Steve Yegge has a great post about Beads, his agent-first issue tracker. He goes into reasons a plain markdown tracking system doesn’t work at scale, and his findings shed some light on how agents approach their work with limited context.
I’ve also noticed that agents will try to finish a task no matter what—so if they’re in the 5th of 10 tasks of a process and realize they’re running out of context, they’ll kind of whiz through the last 5 tasks in a hurry. It’s like their velocity increases at the expense of thoroughness. I guess the idea is that’s better than leaving the task undone, but actually I think anybody who’s building with agents these days recognizes that it’s fine to leave a task undone (in an orderly way); I can just spin up another agent to pick it up.
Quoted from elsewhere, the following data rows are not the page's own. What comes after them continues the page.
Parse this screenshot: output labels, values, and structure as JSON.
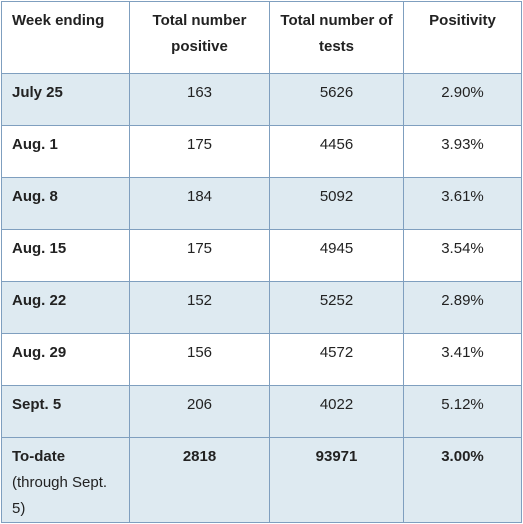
{
  "table": {
    "headers": [
      "Week ending",
      "Total number positive",
      "Total number of tests",
      "Positivity"
    ],
    "rows": [
      {
        "week": "July 25",
        "positive": "163",
        "tests": "5626",
        "positivity": "2.90%"
      },
      {
        "week": "Aug. 1",
        "positive": "175",
        "tests": "4456",
        "positivity": "3.93%"
      },
      {
        "week": "Aug. 8",
        "positive": "184",
        "tests": "5092",
        "positivity": "3.61%"
      },
      {
        "week": "Aug. 15",
        "positive": "175",
        "tests": "4945",
        "positivity": "3.54%"
      },
      {
        "week": "Aug. 22",
        "positive": "152",
        "tests": "5252",
        "positivity": "2.89%"
      },
      {
        "week": "Aug. 29",
        "positive": "156",
        "tests": "4572",
        "positivity": "3.41%"
      },
      {
        "week": "Sept. 5",
        "positive": "206",
        "tests": "4022",
        "positivity": "5.12%"
      }
    ],
    "total": {
      "label": "To-date",
      "label_note": "(through Sept. 5)",
      "positive": "2818",
      "tests": "93971",
      "positivity": "3.00%"
    }
  },
  "colors": {
    "shaded_row": "#deeaf1",
    "border": "#7f9fbf"
  }
}
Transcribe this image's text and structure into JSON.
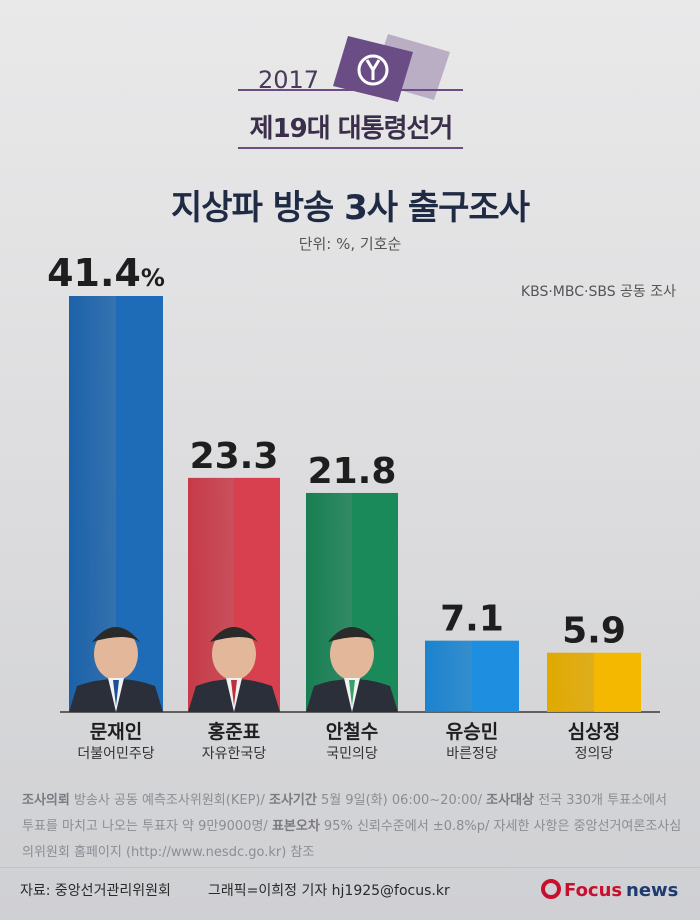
{
  "header": {
    "year": "2017",
    "election": "제19대 대통령선거",
    "title": "지상파 방송 3사 출구조사",
    "unit": "단위: %, 기호순",
    "joint": "KBS·MBC·SBS 공동 조사"
  },
  "chart_data": {
    "type": "bar",
    "title": "지상파 방송 3사 출구조사",
    "categories": [
      "문재인",
      "홍준표",
      "안철수",
      "유승민",
      "심상정"
    ],
    "parties": [
      "더불어민주당",
      "자유한국당",
      "국민의당",
      "바른정당",
      "정의당"
    ],
    "values": [
      41.4,
      23.3,
      21.8,
      7.1,
      5.9
    ],
    "value_labels": [
      "41.4",
      "23.3",
      "21.8",
      "7.1",
      "5.9"
    ],
    "unit_suffix": "%",
    "colors": [
      "#1e6bb8",
      "#d8404f",
      "#1a8a5a",
      "#1e8fe0",
      "#f5b800"
    ],
    "ylim": [
      0,
      41.4
    ]
  },
  "notes": {
    "client_label": "조사의뢰",
    "client": "방송사 공동 예측조사위원회(KEP)/",
    "period_label": "조사기간",
    "period": "5월 9일(화) 06:00~20:00/",
    "target_label": "조사대상",
    "target": "전국 330개 투표소에서 투표를 마치고 나오는 투표자 약 9만9000명/",
    "error_label": "표본오차",
    "error": "95% 신뢰수준에서 ±0.8%p/",
    "detail": "자세한 사항은 중앙선거여론조사심의위원회 홈페이지 (http://www.nesdc.go.kr) 참조"
  },
  "footer": {
    "source": "자료: 중앙선거관리위원회",
    "credit": "그래픽=이희정 기자  hj1925@focus.kr",
    "brand_focus": "Focus",
    "brand_news": "news"
  }
}
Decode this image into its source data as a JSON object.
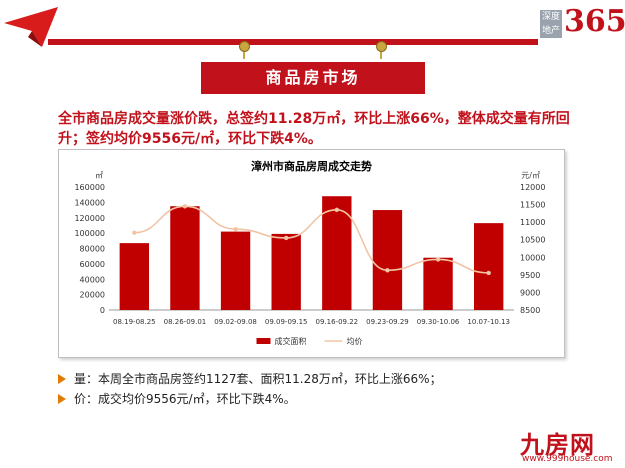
{
  "header": {
    "brand_small_top": "深度",
    "brand_small_bottom": "地产",
    "brand_number": "365"
  },
  "title_banner": "商品房市场",
  "headline": "全市商品房成交量涨价跌，总签约11.28万㎡，环比上涨66%，整体成交量有所回升；签约均价9556元/㎡，环比下跌4%。",
  "bullets": [
    {
      "text": "量：本周全市商品房签约1127套、面积11.28万㎡，环比上涨66%；"
    },
    {
      "text": "价：成交均价9556元/㎡，环比下跌4%。"
    }
  ],
  "site": {
    "name": "九房网",
    "url": "www.999house.com"
  },
  "colors": {
    "brand_red": "#c1121c",
    "bar": "#c00000",
    "line": "#f2c4a5",
    "bullet": "#e07a00"
  },
  "chart_data": {
    "type": "bar",
    "title": "漳州市商品房周成交走势",
    "y_left_unit": "㎡",
    "y_right_unit": "元/㎡",
    "categories": [
      "08.19-08.25",
      "08.26-09.01",
      "09.02-09.08",
      "09.09-09.15",
      "09.16-09.22",
      "09.23-09.29",
      "09.30-10.06",
      "10.07-10.13"
    ],
    "ylim_left": [
      0,
      160000
    ],
    "ylim_right": [
      8500,
      12000
    ],
    "yticks_left": [
      "0",
      "20000",
      "40000",
      "60000",
      "80000",
      "100000",
      "120000",
      "140000",
      "160000"
    ],
    "yticks_right": [
      "8500",
      "9000",
      "9500",
      "10000",
      "10500",
      "11000",
      "11500",
      "12000"
    ],
    "series": [
      {
        "name": "成交面积",
        "axis": "left",
        "type": "bar",
        "values": [
          87000,
          135000,
          102000,
          99000,
          148000,
          130000,
          68000,
          113000
        ]
      },
      {
        "name": "均价",
        "axis": "right",
        "type": "line",
        "values": [
          10700,
          11450,
          10800,
          10550,
          11350,
          9630,
          9940,
          9556
        ]
      }
    ],
    "legend_position": "bottom",
    "grid": false
  }
}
I’d much rather have a half-done project neatly handed back to me than a finished project that’s riddled with low-quality, dashed-off code.
There’s a lot of talk right now about multi-agent workflows and orchestration, etc. But I think there’s still a lot of work to be done just to get sequential work done by repeated iterations of passing an agent some spec or open issues. Once we’re in a place where I can confidently hand off a project in some state of completion to an agent, expect it to do some relatively determinate amount of work, and hand it back off to me with clear tracking of what’s been done, I think it’ll get a lot easier to reason about running multiple agents concurrently.